Creating Pandas DataFrames

Create a Pandas DataFrame From a CSV File


In [ ]:
# Import the Python libraries we need
import pandas as pd

In [ ]:
# Define a variable for the accidents data file
accidents_data_file = '/Users/robert.dempsey/Dropbox/Private/Art of Skill Hacking/' \
                      'Books/Python Business Intelligence Cookbook/Data/Stats19-Data1979-2004/Accidents7904.csv'

Import the entire accidents dataset


In [ ]:
accidents = pd.read_csv(accidents_data_file,
                        sep=',',
                        header=0,
                        index_col=False,
                        parse_dates=True,
                        tupleize_cols=False,
                        error_bad_lines=False,
                        warn_bad_lines=True,
                        skip_blank_lines=True,
                        low_memory=False
                        )
accidents.head()

Import the first 1000 rows of the accidents dataset


In [ ]:
# Use the first column of the CSV file as the index
accidents = pd.read_csv(accidents_data_file,
                        sep=',',
                        header=0,
                        index_col=0,
                        parse_dates=True,
                        tupleize_cols=False,
                        error_bad_lines=True,
                        warn_bad_lines=True,
                        skip_blank_lines=True,
                        nrows=1000
                        )
accidents.head()

Create a Pandas DataFrame From an Excel File


In [ ]:
# Import the Python libraries we need
import pandas as pd

In [ ]:
# Define a variable for the accidents data file
customer_data_file = 'data/customer_data.xlsx'

In [ ]:
# Create a dataframe from the Excel file
customers = pd.read_excel(customer_data_file,
                          sheetname=0,
                          header=0,
                          index_col=False,
                          keep_default_na=True
                         )
customers.head()

In [ ]:
# Create a JSON file from the DataFrame for the next recipe
customers.to_json('data/customer_data.json', orient='records')

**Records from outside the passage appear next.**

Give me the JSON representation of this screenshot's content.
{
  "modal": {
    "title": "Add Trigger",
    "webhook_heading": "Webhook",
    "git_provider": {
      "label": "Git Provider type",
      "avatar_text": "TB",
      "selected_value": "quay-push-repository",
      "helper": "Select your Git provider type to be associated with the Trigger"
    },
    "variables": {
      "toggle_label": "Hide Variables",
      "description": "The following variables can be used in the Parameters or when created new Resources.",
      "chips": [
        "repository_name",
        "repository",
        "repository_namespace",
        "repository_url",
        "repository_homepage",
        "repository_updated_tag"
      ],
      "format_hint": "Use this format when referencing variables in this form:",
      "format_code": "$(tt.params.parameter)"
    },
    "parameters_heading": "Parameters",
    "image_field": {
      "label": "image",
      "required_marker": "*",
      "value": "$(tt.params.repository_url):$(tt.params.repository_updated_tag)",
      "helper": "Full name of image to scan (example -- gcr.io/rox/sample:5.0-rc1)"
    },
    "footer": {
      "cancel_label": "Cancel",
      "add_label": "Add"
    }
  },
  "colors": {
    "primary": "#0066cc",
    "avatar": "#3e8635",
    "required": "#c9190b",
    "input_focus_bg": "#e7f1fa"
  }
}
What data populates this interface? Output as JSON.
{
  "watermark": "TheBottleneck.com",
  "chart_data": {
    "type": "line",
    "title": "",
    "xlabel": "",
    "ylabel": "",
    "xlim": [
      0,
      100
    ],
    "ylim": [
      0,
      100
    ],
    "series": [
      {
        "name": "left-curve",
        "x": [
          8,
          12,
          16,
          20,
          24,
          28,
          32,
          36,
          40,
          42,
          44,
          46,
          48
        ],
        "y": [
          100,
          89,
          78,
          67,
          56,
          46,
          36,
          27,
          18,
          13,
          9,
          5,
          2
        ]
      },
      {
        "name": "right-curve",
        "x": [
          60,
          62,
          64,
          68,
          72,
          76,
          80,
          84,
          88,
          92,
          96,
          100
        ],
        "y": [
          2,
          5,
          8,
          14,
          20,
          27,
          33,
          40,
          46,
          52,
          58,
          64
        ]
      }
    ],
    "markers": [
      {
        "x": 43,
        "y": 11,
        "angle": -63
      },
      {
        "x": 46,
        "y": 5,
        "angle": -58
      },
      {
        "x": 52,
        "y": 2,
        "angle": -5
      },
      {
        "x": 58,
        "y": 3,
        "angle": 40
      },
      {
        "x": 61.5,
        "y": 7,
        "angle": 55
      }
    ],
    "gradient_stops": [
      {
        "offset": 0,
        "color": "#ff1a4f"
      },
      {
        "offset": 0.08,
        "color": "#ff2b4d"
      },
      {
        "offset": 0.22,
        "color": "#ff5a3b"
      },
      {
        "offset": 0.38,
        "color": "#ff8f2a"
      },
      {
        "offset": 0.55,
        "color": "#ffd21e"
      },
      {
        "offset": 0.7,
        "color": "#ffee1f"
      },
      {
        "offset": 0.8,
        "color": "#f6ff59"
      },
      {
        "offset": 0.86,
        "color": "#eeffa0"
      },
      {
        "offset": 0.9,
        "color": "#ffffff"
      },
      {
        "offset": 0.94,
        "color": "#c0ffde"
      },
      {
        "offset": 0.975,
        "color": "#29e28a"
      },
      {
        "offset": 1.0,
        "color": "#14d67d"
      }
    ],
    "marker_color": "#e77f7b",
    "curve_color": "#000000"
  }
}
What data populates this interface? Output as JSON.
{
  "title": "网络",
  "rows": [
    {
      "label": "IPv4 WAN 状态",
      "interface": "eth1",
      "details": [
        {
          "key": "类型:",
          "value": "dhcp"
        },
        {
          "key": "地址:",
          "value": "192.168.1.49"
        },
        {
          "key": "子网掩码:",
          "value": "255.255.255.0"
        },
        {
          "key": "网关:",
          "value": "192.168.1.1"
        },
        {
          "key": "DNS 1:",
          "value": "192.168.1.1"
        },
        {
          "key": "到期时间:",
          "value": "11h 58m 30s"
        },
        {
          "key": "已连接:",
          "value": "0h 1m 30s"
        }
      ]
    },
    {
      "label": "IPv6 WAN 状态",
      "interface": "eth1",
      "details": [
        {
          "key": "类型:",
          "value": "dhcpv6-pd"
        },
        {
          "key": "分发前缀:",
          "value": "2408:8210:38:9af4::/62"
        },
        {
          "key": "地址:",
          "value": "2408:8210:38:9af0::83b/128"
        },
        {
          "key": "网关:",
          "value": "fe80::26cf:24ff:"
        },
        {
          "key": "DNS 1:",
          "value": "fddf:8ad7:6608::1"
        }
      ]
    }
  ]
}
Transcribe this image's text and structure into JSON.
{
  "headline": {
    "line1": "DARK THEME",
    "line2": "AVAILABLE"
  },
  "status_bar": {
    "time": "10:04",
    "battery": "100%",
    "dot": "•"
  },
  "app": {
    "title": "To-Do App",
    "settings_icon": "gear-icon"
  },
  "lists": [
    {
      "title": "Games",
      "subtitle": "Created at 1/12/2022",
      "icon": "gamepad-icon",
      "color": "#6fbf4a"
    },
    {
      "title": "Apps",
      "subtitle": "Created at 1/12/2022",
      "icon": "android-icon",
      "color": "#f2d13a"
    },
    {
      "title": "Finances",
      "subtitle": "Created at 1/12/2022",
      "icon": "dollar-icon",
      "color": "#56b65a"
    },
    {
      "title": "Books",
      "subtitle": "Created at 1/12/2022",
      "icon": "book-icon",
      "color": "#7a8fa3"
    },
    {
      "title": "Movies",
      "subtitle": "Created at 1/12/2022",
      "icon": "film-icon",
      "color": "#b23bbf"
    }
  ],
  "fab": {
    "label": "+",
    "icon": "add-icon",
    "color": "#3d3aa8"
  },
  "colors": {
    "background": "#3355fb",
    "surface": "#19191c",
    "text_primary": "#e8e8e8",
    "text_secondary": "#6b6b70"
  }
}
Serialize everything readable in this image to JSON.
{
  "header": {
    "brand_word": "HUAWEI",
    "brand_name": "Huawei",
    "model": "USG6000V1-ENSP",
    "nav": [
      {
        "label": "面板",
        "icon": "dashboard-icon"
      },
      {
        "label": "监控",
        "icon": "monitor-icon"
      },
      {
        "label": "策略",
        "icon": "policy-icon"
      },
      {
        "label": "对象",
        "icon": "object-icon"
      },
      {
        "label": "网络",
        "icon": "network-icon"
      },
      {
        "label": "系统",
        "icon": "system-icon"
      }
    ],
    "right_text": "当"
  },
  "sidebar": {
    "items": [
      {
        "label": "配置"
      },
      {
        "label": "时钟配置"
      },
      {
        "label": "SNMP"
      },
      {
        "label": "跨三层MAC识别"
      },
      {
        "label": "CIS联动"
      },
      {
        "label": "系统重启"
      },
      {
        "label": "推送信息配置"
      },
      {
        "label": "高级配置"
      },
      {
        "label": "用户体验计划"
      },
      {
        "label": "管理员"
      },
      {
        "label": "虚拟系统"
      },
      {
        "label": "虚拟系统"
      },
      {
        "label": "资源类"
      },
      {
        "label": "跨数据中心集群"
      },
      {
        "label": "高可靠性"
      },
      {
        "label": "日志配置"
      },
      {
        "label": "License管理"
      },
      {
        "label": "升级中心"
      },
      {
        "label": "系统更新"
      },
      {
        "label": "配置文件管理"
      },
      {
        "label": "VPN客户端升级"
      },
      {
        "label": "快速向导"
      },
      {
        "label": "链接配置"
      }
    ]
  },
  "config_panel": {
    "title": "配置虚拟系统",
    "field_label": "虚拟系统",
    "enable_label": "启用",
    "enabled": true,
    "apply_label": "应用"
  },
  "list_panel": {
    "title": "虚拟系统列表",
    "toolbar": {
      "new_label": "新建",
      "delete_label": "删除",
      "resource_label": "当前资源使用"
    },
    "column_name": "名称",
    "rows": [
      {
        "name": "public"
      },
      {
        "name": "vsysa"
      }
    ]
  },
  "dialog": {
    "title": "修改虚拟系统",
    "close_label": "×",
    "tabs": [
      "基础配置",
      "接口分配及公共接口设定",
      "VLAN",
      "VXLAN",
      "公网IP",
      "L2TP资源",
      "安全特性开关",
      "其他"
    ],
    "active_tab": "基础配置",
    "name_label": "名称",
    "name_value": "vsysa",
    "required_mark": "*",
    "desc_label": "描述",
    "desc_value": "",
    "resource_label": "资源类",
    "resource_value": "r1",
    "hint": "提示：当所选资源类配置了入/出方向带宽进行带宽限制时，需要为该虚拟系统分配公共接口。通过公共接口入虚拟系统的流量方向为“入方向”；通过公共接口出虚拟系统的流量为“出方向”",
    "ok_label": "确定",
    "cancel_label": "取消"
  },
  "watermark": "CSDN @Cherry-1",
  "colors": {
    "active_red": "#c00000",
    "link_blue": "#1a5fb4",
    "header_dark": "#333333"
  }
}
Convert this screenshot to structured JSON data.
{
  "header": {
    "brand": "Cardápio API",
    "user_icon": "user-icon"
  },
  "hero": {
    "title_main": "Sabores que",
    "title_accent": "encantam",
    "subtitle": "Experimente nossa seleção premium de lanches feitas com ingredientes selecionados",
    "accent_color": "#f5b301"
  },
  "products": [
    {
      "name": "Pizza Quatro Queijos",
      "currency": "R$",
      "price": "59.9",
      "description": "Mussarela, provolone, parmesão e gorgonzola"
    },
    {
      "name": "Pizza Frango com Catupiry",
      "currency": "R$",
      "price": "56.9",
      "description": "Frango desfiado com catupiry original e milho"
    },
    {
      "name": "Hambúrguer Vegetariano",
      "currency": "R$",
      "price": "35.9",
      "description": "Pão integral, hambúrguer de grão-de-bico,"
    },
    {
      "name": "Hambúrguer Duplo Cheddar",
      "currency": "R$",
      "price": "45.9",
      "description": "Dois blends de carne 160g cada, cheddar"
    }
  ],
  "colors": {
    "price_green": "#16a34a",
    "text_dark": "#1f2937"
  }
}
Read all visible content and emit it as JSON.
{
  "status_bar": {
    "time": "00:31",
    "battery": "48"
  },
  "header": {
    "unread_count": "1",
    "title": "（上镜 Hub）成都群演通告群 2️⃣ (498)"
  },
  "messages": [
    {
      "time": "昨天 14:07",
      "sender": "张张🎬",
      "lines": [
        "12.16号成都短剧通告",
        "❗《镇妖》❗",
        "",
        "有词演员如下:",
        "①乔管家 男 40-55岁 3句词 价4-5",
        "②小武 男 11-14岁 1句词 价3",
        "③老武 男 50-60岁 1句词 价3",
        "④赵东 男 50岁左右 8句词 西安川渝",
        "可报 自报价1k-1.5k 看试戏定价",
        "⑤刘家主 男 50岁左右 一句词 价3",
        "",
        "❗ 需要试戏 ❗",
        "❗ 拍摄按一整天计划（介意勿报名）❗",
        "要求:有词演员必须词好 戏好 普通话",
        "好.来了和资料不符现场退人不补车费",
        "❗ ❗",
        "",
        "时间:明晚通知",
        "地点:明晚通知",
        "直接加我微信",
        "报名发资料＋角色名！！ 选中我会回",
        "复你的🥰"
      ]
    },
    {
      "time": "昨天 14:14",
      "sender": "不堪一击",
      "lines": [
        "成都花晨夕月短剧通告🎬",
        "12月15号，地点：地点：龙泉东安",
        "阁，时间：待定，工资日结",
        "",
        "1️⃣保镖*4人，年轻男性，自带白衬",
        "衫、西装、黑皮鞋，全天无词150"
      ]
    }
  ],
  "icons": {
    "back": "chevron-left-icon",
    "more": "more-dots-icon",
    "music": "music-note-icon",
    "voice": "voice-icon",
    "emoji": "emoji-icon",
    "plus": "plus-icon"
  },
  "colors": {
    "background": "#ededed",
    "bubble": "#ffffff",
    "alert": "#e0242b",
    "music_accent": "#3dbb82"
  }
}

Create a Pandas DataFrame From a JSON File


In [ ]:
# Import the Python libraries we need
import pandas as pd

In [ ]:
# Define a variable for our JSON file
customer_json_file = 'data/customer_data.json'

In [ ]:
# Create a dataframe from the JSON file
# Note: dates in our JSON file are stored in ISO format 
customers_json = pd.read_json(customer_json_file,
                             convert_dates=True)
customers_json.head()

In [ ]: